Part B — architecture map (for consolidation)
All 18 workers are already asyncio coroutines subscribing to one shared UNIX-socket
bus (decnet/bus/), with a system.{worker}.control shutdown topic already wired and a
system.{worker}.health heartbeat every 10s. They are already independent tasks — nothing
needs re-architecting, only re-hosting.
| Tier | Workers | Verdict |
|---|---|---|
| Broker | bus |
Stays alone — it's the hub. |
| Already multiprocess by design | api/uvicorn, web (ThreadingTCPServer) |
Leave them. |
| scapy + blocking sniff threads | collect, probe, sniffer |
Keep out of main loop (76 MB scapy + GIL-thrashing threads). Merge these 3 → pay scapy once. |
| Heavy resident state / CPU | profiler (353 MB), ttp (308 MB) |
Keep separate — big live heaps, real CPU work; co-locating serializes them under GIL. |
| The idle herd ⭐ | webhook, canary, listener, forwarder, mutate, orchestrator, reconciler, enrich, + lighter clusterers |
The prize. ~10 mostly-idle event-driven tasks each paying the 86 MB floor to await a bus event. Collapse into ONE supervisor. |
Loop-type evidence (from architecture map):
| Worker | Loop entry | Loop kind |
|---|---|---|
| bus | cli/bus.py:10 → bus/worker.py:44 |
asyncio serve_forever + heartbeat |
| profiler | cli/profiler.py:10 → :33 |
asyncio, 30s wakeup, batch 500 logs |
| ttp | cli/ttp.py:46 → :80 |
asyncio queue pump on attacker.observation.* |
| clusterer | cli/workers.py:260 → :304 |
bus-woken on attacker.observed |
| campaign-clusterer | cli/workers.py:308 → :362 |
bus-woken on identity.> |
| web | cli/web.py:27 → :148 |
ThreadingTCPServer.serve_forever (blocking) |
| api | cli/api.py:18 → :37 |
subprocess.Popen uvicorn |
Recommendation — ordered, stop when RAM is fine
Step 1 — Lazy command registration (do first; safe, high-leverage)

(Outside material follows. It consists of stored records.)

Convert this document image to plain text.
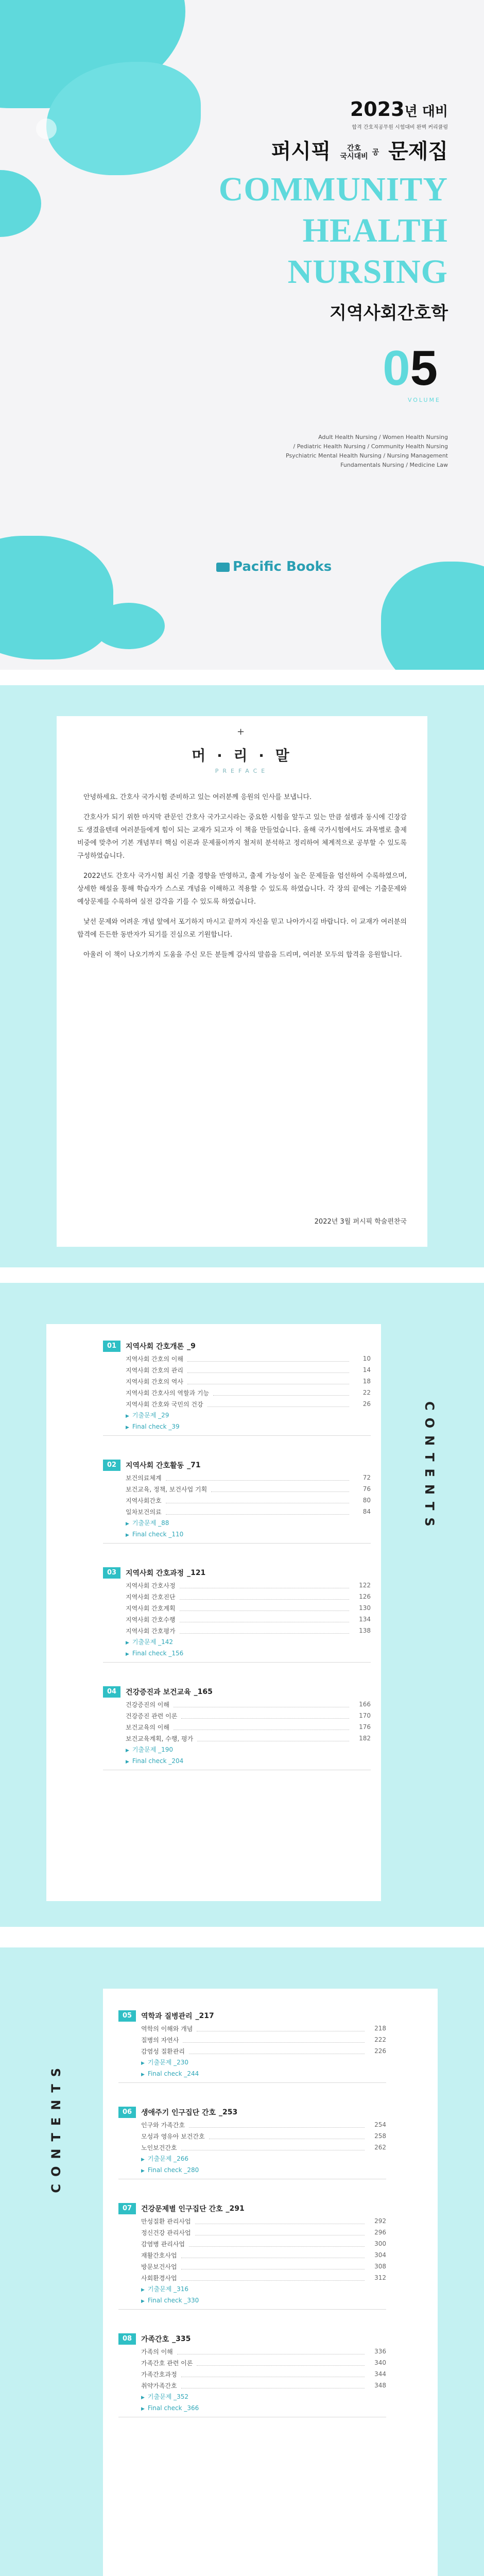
2023년 대비
합격 간호직공무원 시험대비 완벽 커리큘럼
퍼시픽 간호
국시대비 공 문제집
COMMUNITY
HEALTH
NURSING
지역사회간호학
05
VOLUME
Adult Health Nursing / Women Health Nursing
/ Pediatric Health Nursing / Community Health Nursing
Psychiatric Mental Health Nursing / Nursing Management
Fundamentals Nursing / Medicine Law
Pacific Books
+
머 · 리 · 말
PREFACE

안녕하세요. 간호사 국가시험 준비하고 있는 여러분께 응원의 인사를 보냅니다.

간호사가 되기 위한 마지막 관문인 간호사 국가고시라는 중요한 시험을 앞두고 있는 만큼 설렘과 동시에 긴장감도 생겼을텐데 여러분들에게 힘이 되는 교재가 되고자 이 책을 만들었습니다. 올해 국가시험에서도 과목별로 출제 비중에 맞추어 기본 개념부터 핵심 이론과 문제풀이까지 철저히 분석하고 정리하여 체계적으로 공부할 수 있도록 구성하였습니다.

2022년도 간호사 국가시험 최신 기출 경향을 반영하고, 출제 가능성이 높은 문제들을 엄선하여 수록하였으며, 상세한 해설을 통해 학습자가 스스로 개념을 이해하고 적용할 수 있도록 하였습니다. 각 장의 끝에는 기출문제와 예상문제를 수록하여 실전 감각을 기를 수 있도록 하였습니다.

낯선 문제와 어려운 개념 앞에서 포기하지 마시고 끝까지 자신을 믿고 나아가시길 바랍니다. 이 교재가 여러분의 합격에 든든한 동반자가 되기를 진심으로 기원합니다.

아울러 이 책이 나오기까지 도움을 주신 모든 분들께 감사의 말씀을 드리며, 여러분 모두의 합격을 응원합니다.

2022년 3월 퍼시픽 학술편찬국
CONTENTS
01	지역사회 간호개론 _9
지역사회 간호의 이해	10
지역사회 간호의 관리	14
지역사회 간호의 역사	18
지역사회 간호사의 역할과 기능	22
지역사회 간호와 국민의 건강	26
▶ 기출문제 _29
▶ Final check _39
02	지역사회 간호활동 _71
보건의료체계	72
보건교육, 정책, 보건사업 기획	76
지역사회간호	80
일차보건의료	84
▶ 기출문제 _88
▶ Final check _110
03	지역사회 간호과정 _121
지역사회 간호사정	122
지역사회 간호진단	126
지역사회 간호계획	130
지역사회 간호수행	134
지역사회 간호평가	138
▶ 기출문제 _142
▶ Final check _156
04	건강증진과 보건교육 _165
건강증진의 이해	166
건강증진 관련 이론	170
보건교육의 이해	176
보건교육계획, 수행, 평가	182
▶ 기출문제 _190
▶ Final check _204
CONTENTS
05	역학과 질병관리 _217
역학의 이해와 개념	218
질병의 자연사	222
감염성 질환관리	226
▶ 기출문제 _230
▶ Final check _244
06	생애주기 인구집단 간호 _253
인구와 가족간호	254
모성과 영유아 보건간호	258
노인보건간호	262
▶ 기출문제 _266
▶ Final check _280
07	건강문제별 인구집단 간호 _291
만성질환 관리사업	292
정신건강 관리사업	296
감염병 관리사업	300
재활간호사업	304
방문보건사업	308
사회환경사업	312
▶ 기출문제 _316
▶ Final check _330
08	가족간호 _335
가족의 이해	336
가족간호 관련 이론	340
가족간호과정	344
취약가족간호	348
▶ 기출문제 _352
▶ Final check _366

Smallest diff, zero new failure modes, helps with or without consolidation. Typer only
needs a module imported to run a command, not to register it. Defer the
from . import (...) so decnet canary loads canary's deps only, not all 26 tables.

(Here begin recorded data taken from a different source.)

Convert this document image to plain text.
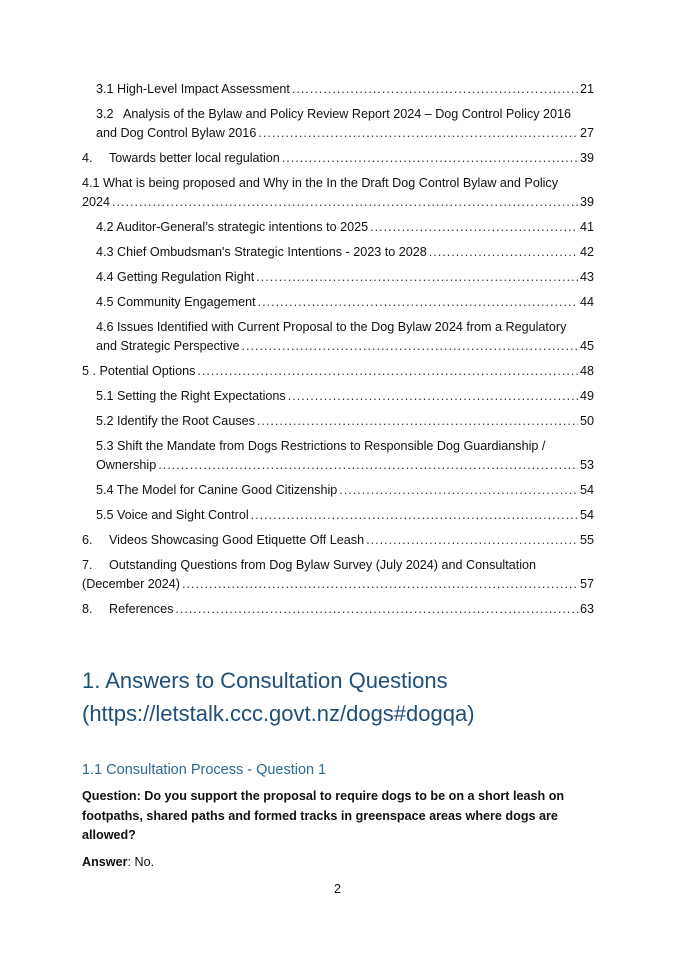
3.1 High-Level Impact Assessment .....	21
3.2 Analysis of the Bylaw and Policy Review Report 2024 – Dog Control Policy 2016
and Dog Control Bylaw 2016 .....	27
4. Towards better local regulation .....	39
4.1 What is being proposed and Why in the In the Draft Dog Control Bylaw and Policy
2024 .....	39
4.2 Auditor-General’s strategic intentions to 2025 .....	41
4.3 Chief Ombudsman's Strategic Intentions - 2023 to 2028 .....	42
4.4 Getting Regulation Right .....	43
4.5 Community Engagement .....	44
4.6 Issues Identified with Current Proposal to the Dog Bylaw 2024 from a Regulatory
and Strategic Perspective .....	45
5 . Potential Options .....	48
5.1 Setting the Right Expectations .....	49
5.2 Identify the Root Causes .....	50
5.3 Shift the Mandate from Dogs Restrictions to Responsible Dog Guardianship /
Ownership .....	53
5.4 The Model for Canine Good Citizenship .....	54
5.5 Voice and Sight Control .....	54
6. Videos Showcasing Good Etiquette Off Leash .....	55
7. Outstanding Questions from Dog Bylaw Survey (July 2024) and Consultation
(December 2024) .....	57
8. References .....	63
1. Answers to Consultation Questions (https://letstalk.ccc.govt.nz/dogs#dogqa)
1.1 Consultation Process - Question 1

Question: Do you support the proposal to require dogs to be on a short leash on footpaths, shared paths and formed tracks in greenspace areas where dogs are allowed?

Answer: No.

2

Reversible. Expected: idle workers drop well below the 86 MB floor.
Step 2 — Consolidate the idle herd (only if RAM still bites after step 1)
decnet supervise runs the idle event-driven workers as tasks in ONE process — pay the
floor 1× instead of ~10×. Plumbing already exists; the supervisor is ~10 lines:
async with asyncio.TaskGroup() as tg:
for w in IDLE_WORKERS:
tg.create_task(w.run(bus)) # each already a bus-subscribed coroutine
Cost to weigh: consolidation trades RAM for shared fate — one crash takes down
~10 workers, one OOM kills the herd, and you lose per-worker systemd restart policy and
MemoryMax= caps. That's why step 1 comes first: free safety, and may make step 2
unnecessary.
Step 3 — Merge the 3 scapy workers
Share the 76 MB scapy import once instead of 3×.
Projected trajectory
- 2.57 GB → ~1.3 GB from lazy imports alone (nearly free)
- → ~0.9 GB if also consolidating the herd + merging scapy (costs isolation)
The first 1.3 GB is nearly free; the last 400 MB costs you process isolation.